7 Transaction Data Enrichment
Understanding transaction data can be difficult for a person who is spending and receiving money multiple times a day, such as a merchant. Transaction Data Enrichment or TDE works the way it sounds. It transforms the difficult-to-understand transaction information into easy-to-understand. It helps customers monitor things like credit scoring, budgeting, spending habits, analyzing and predicting the spending and earnings of the future.
8 Fraud Identification
Both the number of global transactions and amount in a single global transaction is increasing like a grapevine, and so is the threat of online fraud. According to McAfee, among the total $600 billion cyber theft, a massive part of it is of online fraud accounts. The traditional online fraud detecting algorithm took only a few data points into consideration, whereas AI-based algorithms consider much more data points to identify fraud. Such an algorithm helped payments giant MasterCard to reduce fraudulent activities by 50%.
9 Smart Loans
Banks provide loans to their customers based on a credit-scoring system. It takes into account their banking history, income, tax payments, and more. But, for customers who have all their financial information well-recorded get an edge. However, a majority of loan seekers who are underbanked do not have their financial information into bank records.

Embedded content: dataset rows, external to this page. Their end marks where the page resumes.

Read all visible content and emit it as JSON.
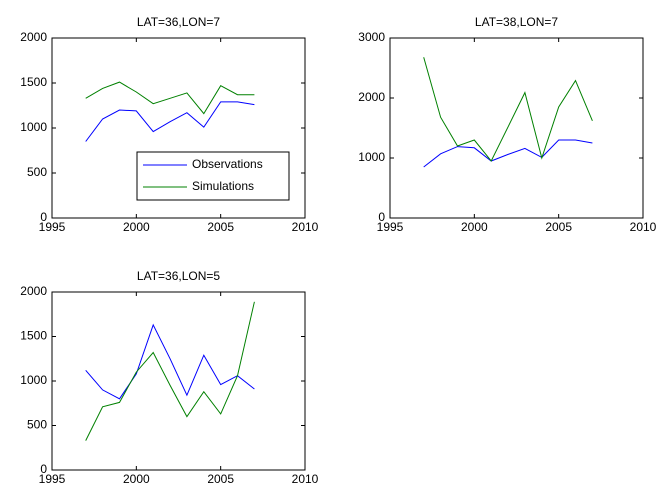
{
  "chart_data": [
    {
      "type": "line",
      "title": "LAT=36,LON=7",
      "x": [
        1997,
        1998,
        1999,
        2000,
        2001,
        2002,
        2003,
        2004,
        2005,
        2006,
        2007
      ],
      "series": [
        {
          "name": "Observations",
          "color": "#0000ff",
          "values": [
            850,
            1100,
            1200,
            1190,
            960,
            1070,
            1170,
            1010,
            1290,
            1290,
            1260
          ]
        },
        {
          "name": "Simulations",
          "color": "#008000",
          "values": [
            1330,
            1440,
            1510,
            1400,
            1270,
            1330,
            1390,
            1160,
            1470,
            1370,
            1370
          ]
        }
      ],
      "xlim": [
        1995,
        2010
      ],
      "xticks": [
        1995,
        2000,
        2005,
        2010
      ],
      "ylim": [
        0,
        2000
      ],
      "yticks": [
        0,
        500,
        1000,
        1500,
        2000
      ],
      "legend": "lower right",
      "grid": false
    },
    {
      "type": "line",
      "title": "LAT=38,LON=7",
      "x": [
        1997,
        1998,
        1999,
        2000,
        2001,
        2002,
        2003,
        2004,
        2005,
        2006,
        2007
      ],
      "series": [
        {
          "color": "#0000ff",
          "values": [
            850,
            1070,
            1190,
            1170,
            950,
            1060,
            1160,
            1010,
            1300,
            1300,
            1250
          ]
        },
        {
          "color": "#008000",
          "values": [
            2680,
            1680,
            1200,
            1300,
            950,
            1520,
            2090,
            1000,
            1850,
            2290,
            1620
          ]
        }
      ],
      "xlim": [
        1995,
        2010
      ],
      "xticks": [
        1995,
        2000,
        2005,
        2010
      ],
      "ylim": [
        0,
        3000
      ],
      "yticks": [
        0,
        1000,
        2000,
        3000
      ],
      "grid": false
    },
    {
      "type": "line",
      "title": "LAT=36,LON=5",
      "x": [
        1997,
        1998,
        1999,
        2000,
        2001,
        2002,
        2003,
        2004,
        2005,
        2006,
        2007
      ],
      "series": [
        {
          "color": "#0000ff",
          "values": [
            1120,
            900,
            800,
            1080,
            1630,
            1250,
            840,
            1290,
            960,
            1060,
            910
          ]
        },
        {
          "color": "#008000",
          "values": [
            330,
            710,
            760,
            1100,
            1320,
            950,
            600,
            880,
            630,
            1060,
            1890
          ]
        }
      ],
      "xlim": [
        1995,
        2010
      ],
      "xticks": [
        1995,
        2000,
        2005,
        2010
      ],
      "ylim": [
        0,
        2000
      ],
      "yticks": [
        0,
        500,
        1000,
        1500,
        2000
      ],
      "grid": false
    }
  ]
}
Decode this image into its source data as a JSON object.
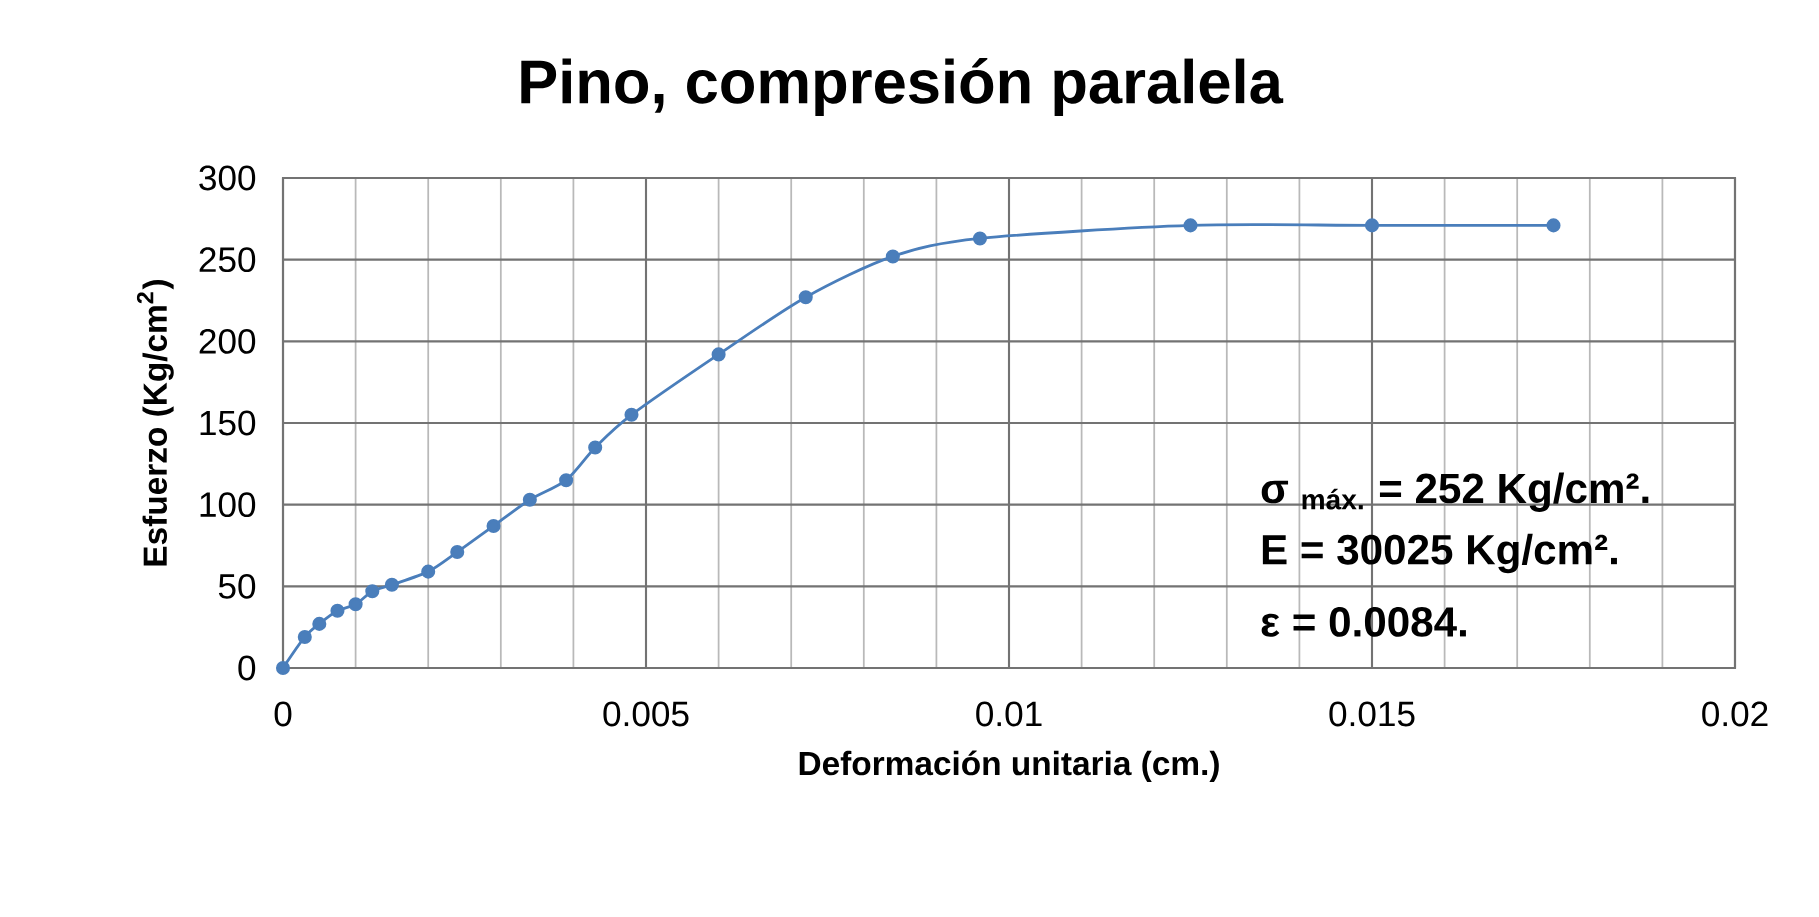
{
  "chart_data": {
    "type": "line",
    "title": "Pino, compresión paralela",
    "xlabel": "Deformación unitaria (cm.)",
    "ylabel": "Esfuerzo (Kg/cm$^{2}$)",
    "xlim": [
      0,
      0.02
    ],
    "ylim": [
      0,
      300
    ],
    "xticks": [
      0,
      0.005,
      0.01,
      0.015,
      0.02
    ],
    "yticks": [
      0,
      50,
      100,
      150,
      200,
      250,
      300
    ],
    "grid": true,
    "marker": "circle",
    "line_style": "solid",
    "annotations": [
      "σ $_{máx.}$ = 252 Kg/cm².",
      "E = 30025 Kg/cm².",
      "ε = 0.0084."
    ],
    "series": [
      {
        "color": "#4a7ebb",
        "x": [
          0,
          0.0003,
          0.0005,
          0.00075,
          0.001,
          0.00123,
          0.0015,
          0.002,
          0.0024,
          0.0029,
          0.0034,
          0.0039,
          0.0043,
          0.0048,
          0.006,
          0.0072,
          0.0084,
          0.0096,
          0.0125,
          0.015,
          0.0175
        ],
        "values": [
          0,
          19,
          27,
          35,
          39,
          47,
          51,
          59,
          71,
          87,
          103,
          115,
          135,
          155,
          192,
          227,
          252,
          263,
          271,
          271,
          271
        ]
      }
    ]
  }
}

The new AI-based credit scoring system will collect wealth data from the smartphones of underbanked customers to identify their creditworthiness. These alternative data points will provide new means for such customers to access credit from the financial institutions.
10 Personalized Wealth Management
There are many wealth management applications available on play store and app store that help customers to manage their wealth. As these apps leverage a customer’s bank account details, banks are planning to steal their customers by introducing in-app personalized wealth management system. These AI-powered advisors continuously learn from our financial activities and provide the best advice to customers, similar to what a relationship manager would do.
Conclusion
A digital revolution is coming in the banking and finance sector with AI. The main aim to introduce AI in banking and finance is to deliver delightful customer experiences. It helps customers to focus on the things that matter the most rather than understanding various banking jargons and processes. Experts predict that the future of AI-based banking mobile app development services is brighter than most of us think.